Ich denke, das ist einer der wichtigsten Punkte, die wir aus diesen Lehren über Karma lernen und in unserem tätlichen Leben anwenden können. Wir finden Muster heraus, die wir haben, und die der Art von Dingen entsprechen, die wir erleben. Und statt zu sagen: „Ich war in einem früheren Leben ein so schlechter Mensch, dass ich das getan habe, und nun muss ich eben erleben, dass meine Beziehungen immer zerbrechen“, konzentrieren wir uns darauf, uns mehr und mehr dessen gewahr zu werden, dass wir dieses Muster haben – z.B. überkritisch zu sein, stets Negatives über andere zu erzählen -, und daran zu arbeiten, dass sich das ändert. Etwa, wenn mir danach ist, etwas Schlimmes über jemanden zu erzählen, mehr an dessen gute Qualitäten zu denken.

Es gibt jede Menge Beispiele unterschiedlicher Arten von karmischen Syndromen, die wir identifizieren können. Wir sind vielleicht arm, und entdecken nun, dass wir immer auf unseren Vorteil bedacht sind, dass wir anderer Leute Dinge benutzen, sie ausnutzen, nie jemandem etwas ausgeben, immer erwarten, dass sie für uns bezahlen usw. Wir können dann Entsprechungen bemerken zwischen dem, was wir erleben, was uns geschieht, und unseren Gefühlen und Neigungen, uns auf bestimmte Weise zu verhalten. Ich denke da besonders an die Gewohnheit, anderer Leute Dinge zu benutzen, ohne zu fragen, etwa von ihrem Telefon Ferngespräche zu führen, einfach an ihrem Kühlschrank zu gehen und sich etwas herauszuholen und dergleichen mehr.

Ein weiterer Aspekt hat damit zu tun, dieses Gefühl des Defätismus zu überwinden – dass ich etwas nicht anders verdiene usw. -, nämlich zu erkennen, dass Ergebnisse nicht nur aus einer einzigen Ursache entstehen. Buddha sagte: Ein Eimer wird nicht durch den ersten oder den letzten Tropfen gefüllt, sondern durch die Gesamtheit all der Tropfen, die ihn füllen. Was immer wir erleben, ist nicht bloß Resultat einer einzigen Sache – einer Gemeinheit, wenn es sich um leidvolles Erlebnis handelt -, die wir in der Vergangenheit begangen haben, und auch nicht nur eine Anhäufung mehrerer Gemeinheiten, die wir begingen. Es gibt zahllose Ursachen und Umstände, die zusammenkommen mussten, damit wir etwas erlebten.

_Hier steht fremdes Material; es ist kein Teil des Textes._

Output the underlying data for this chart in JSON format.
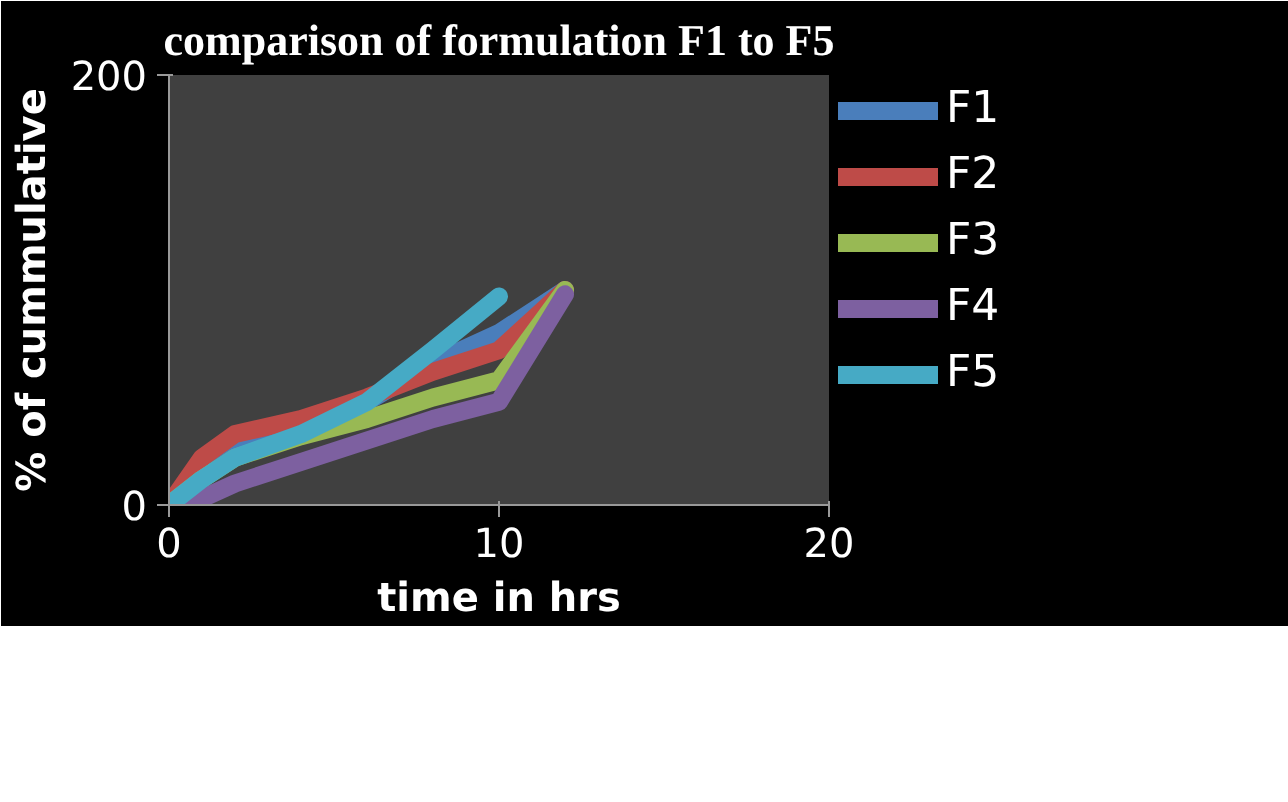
{
  "chart_data": {
    "type": "line",
    "title": "comparison of formulation F1 to F5",
    "xlabel": "time in hrs",
    "ylabel": "% of cummulative",
    "x": [
      0,
      1,
      2,
      4,
      6,
      8,
      10,
      12
    ],
    "series": [
      {
        "name": "F1",
        "color": "#4a7ebb",
        "values": [
          0,
          15,
          25,
          36,
          48,
          66,
          80,
          100
        ]
      },
      {
        "name": "F2",
        "color": "#be4b48",
        "values": [
          0,
          22,
          33,
          40,
          50,
          62,
          72,
          100
        ]
      },
      {
        "name": "F3",
        "color": "#98b954",
        "values": [
          0,
          12,
          22,
          32,
          40,
          50,
          58,
          100
        ]
      },
      {
        "name": "F4",
        "color": "#7d60a0",
        "values": [
          0,
          3,
          10,
          20,
          30,
          40,
          48,
          98
        ]
      },
      {
        "name": "F5",
        "color": "#46aac5",
        "x": [
          0,
          1,
          2,
          4,
          6,
          8,
          10
        ],
        "values": [
          0,
          12,
          22,
          33,
          48,
          72,
          97
        ]
      }
    ],
    "xlim": [
      0,
      20
    ],
    "xticks": [
      0,
      10,
      20
    ],
    "ylim": [
      0,
      200
    ],
    "yticks": [
      0,
      200
    ],
    "grid": false,
    "legend": "right",
    "marker": "none",
    "line_style": "solid"
  }
}
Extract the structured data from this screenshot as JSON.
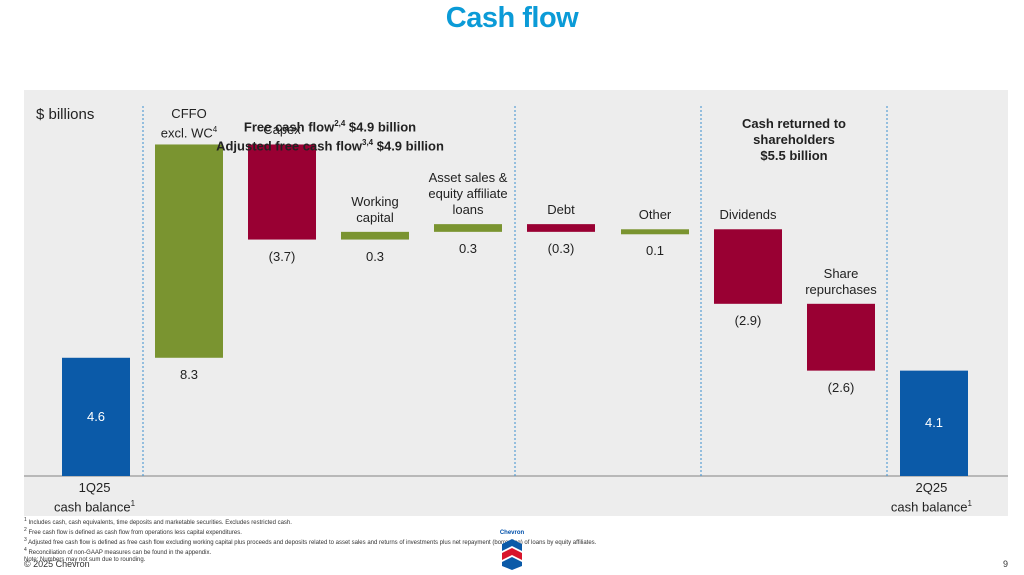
{
  "title": "Cash flow",
  "chart_data": {
    "type": "waterfall",
    "ylabel": "$ billions",
    "section_headers": {
      "free_cash_flow_line1": "Free cash flow",
      "free_cash_flow_sup1": "2,4",
      "free_cash_flow_value1": " $4.9 billion",
      "free_cash_flow_line2": "Adjusted free cash flow",
      "free_cash_flow_sup2": "3,4",
      "free_cash_flow_value2": " $4.9 billion",
      "shareholders_line1": "Cash returned to shareholders",
      "shareholders_line2": "$5.5 billion"
    },
    "bars": [
      {
        "key": "start",
        "label_lines": [
          "1Q25",
          "cash balance"
        ],
        "label_sup": "1",
        "value": 4.6,
        "value_label": "4.6",
        "kind": "total",
        "color": "#0b5aa8"
      },
      {
        "key": "cffo",
        "label_lines": [
          "CFFO",
          "excl. WC"
        ],
        "label_sup": "4",
        "value": 8.3,
        "value_label": "8.3",
        "kind": "increase",
        "color": "#7a9430"
      },
      {
        "key": "capex",
        "label_lines": [
          "Capex"
        ],
        "label_sup": "",
        "value": -3.7,
        "value_label": "(3.7)",
        "kind": "decrease",
        "color": "#990033"
      },
      {
        "key": "wc",
        "label_lines": [
          "Working",
          "capital"
        ],
        "label_sup": "",
        "value": 0.3,
        "value_label": "0.3",
        "kind": "increase",
        "color": "#7a9430"
      },
      {
        "key": "asset",
        "label_lines": [
          "Asset sales &",
          "equity affiliate",
          "loans"
        ],
        "label_sup": "",
        "value": 0.3,
        "value_label": "0.3",
        "kind": "increase",
        "color": "#7a9430"
      },
      {
        "key": "debt",
        "label_lines": [
          "Debt"
        ],
        "label_sup": "",
        "value": -0.3,
        "value_label": "(0.3)",
        "kind": "decrease",
        "color": "#990033"
      },
      {
        "key": "other",
        "label_lines": [
          "Other"
        ],
        "label_sup": "",
        "value": 0.1,
        "value_label": "0.1",
        "kind": "increase",
        "color": "#7a9430"
      },
      {
        "key": "div",
        "label_lines": [
          "Dividends"
        ],
        "label_sup": "",
        "value": -2.9,
        "value_label": "(2.9)",
        "kind": "decrease",
        "color": "#990033"
      },
      {
        "key": "rep",
        "label_lines": [
          "Share",
          "repurchases"
        ],
        "label_sup": "",
        "value": -2.6,
        "value_label": "(2.6)",
        "kind": "decrease",
        "color": "#990033"
      },
      {
        "key": "end",
        "label_lines": [
          "2Q25",
          "cash balance"
        ],
        "label_sup": "1",
        "value": 4.1,
        "value_label": "4.1",
        "kind": "total",
        "color": "#0b5aa8"
      }
    ]
  },
  "footnotes": [
    {
      "sup": "1",
      "text": "Includes cash, cash equivalents, time deposits and marketable securities. Excludes restricted cash."
    },
    {
      "sup": "2",
      "text": "Free cash flow is defined as cash flow from operations less capital expenditures."
    },
    {
      "sup": "3",
      "text": "Adjusted free cash flow is defined as free cash flow excluding working capital plus proceeds and deposits related to asset sales and returns of investments plus net repayment (borrowing) of loans by equity affiliates."
    },
    {
      "sup": "4",
      "text": "Reconciliation of non-GAAP measures can be found in the appendix."
    },
    {
      "sup": "",
      "text": "Note: Numbers may not sum due to rounding."
    }
  ],
  "copyright": "© 2025 Chevron",
  "page_number": "9",
  "logo_text": "Chevron"
}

Dabei geht es nicht nur um … Sagen wir, wir wurden von einem Auto angefahren. Es ist nicht nur so, dass ich vielleicht früher jemand anderen verletzt habe, vielleicht nicht durch ein Auto, sondern durch etwas anderes. Was ist mit all den karmischen Kräften, die die Person beeinflussen, die uns angefahren hat? Auch das Wetter kann dabei eine Rolle spielen. Und: Warum habe ich zu der Zeit überhaupt das Haus verlassen? Auch die Menschen, die die Straße bauten, spielen eine gewisse Rolle. Es gibt eine enorme Anzahl von Ursachen und Umständen, die zusammenkommen mussten – die Verkehrsverhältnisse zu diesem Zeitpunkt usw. -, sodass ich es schließlich erlebte, von einem Auto angefahren zu werden.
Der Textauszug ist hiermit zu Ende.